On the very first page of the Bible the absolute transcendence of God above His creatures comes to our attention. Without strain or fatigue He calls the whole world into existence by His word alone.

By the word of the Lord were the heavens made, and all the host of them by the breath of His mouth (Ps. 33:6). He speaks and it is done; He commands and it stands fast (Ps. 33:9).

He does according to His will in the army of heaven, and among the inhabitants of the earth. And none can stay His hand, or say unto Him, what doest Thou (Dan. 4:35)?

The nations are as a drop of a bucket, and are counted as the small dust of the balance: behold, He taketh up the isles as a very little thing. And Lebanon is not sufficient to burn, nor the beasts thereof sufficient for a burnt offering.

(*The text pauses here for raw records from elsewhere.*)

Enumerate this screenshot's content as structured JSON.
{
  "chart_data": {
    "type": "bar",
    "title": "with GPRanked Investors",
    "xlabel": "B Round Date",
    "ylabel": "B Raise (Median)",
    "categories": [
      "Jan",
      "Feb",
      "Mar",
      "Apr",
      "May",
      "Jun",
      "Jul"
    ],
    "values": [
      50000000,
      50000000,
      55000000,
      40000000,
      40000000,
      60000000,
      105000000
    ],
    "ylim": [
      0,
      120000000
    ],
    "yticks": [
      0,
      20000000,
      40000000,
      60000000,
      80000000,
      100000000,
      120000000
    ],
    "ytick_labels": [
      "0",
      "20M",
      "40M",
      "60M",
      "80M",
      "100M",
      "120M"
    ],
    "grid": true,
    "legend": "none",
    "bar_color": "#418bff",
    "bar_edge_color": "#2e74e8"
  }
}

All nations before Him are as nothing, and they are counted to Him as less than nothing and vanity. To whom then will you liken God? Or what likeness will you compare unto Him (Isa. 40:15–18).

For who in the heaven can be compared unto the Lord? Who among the sons of the mighty can be likened unto the Lord (Ps. 89:6). There is no name by which He can truly be named: His name is wonderful.

When God speaks to Job out of the thunder and displays the magnitude of His works before him, Job humbly bows his head and says: Behold, I am vile. What shall I answer Thee? I will lay my hand upon my mouth (Job 40:4).

God is great, and we know Him not (Job 36:26). Such knowledge is too wonderful for us. It is high. We cannot attain unto it (Ps. 139:6).

Nevertheless, this same sublime and exalted God stands in intimate relationship with all His creatures, even the meanest and smallest. What the Scriptures give us is not an abstract concept of God, such as the philosopher gives us, but puts the very, living God before us and lets us see Him in the works of His hands.

We have but to lift up our eyes and see who has made all things. All things were made by His hand, brought forth by His will and His deed.

And they are all sustained by His strength. Hence everything bears the stamp of His excellences and the mark of His goodness, wisdom, and power. And among creatures only man was created in His image and likeness.

Only man is called the offspring of God (Acts 17:28).”

–Herman Bavinck, The Wonderful Works of God (trans. Henry Zylstra; Glenside, PA: Westminster Seminary Press, 1956/2019), 115-116.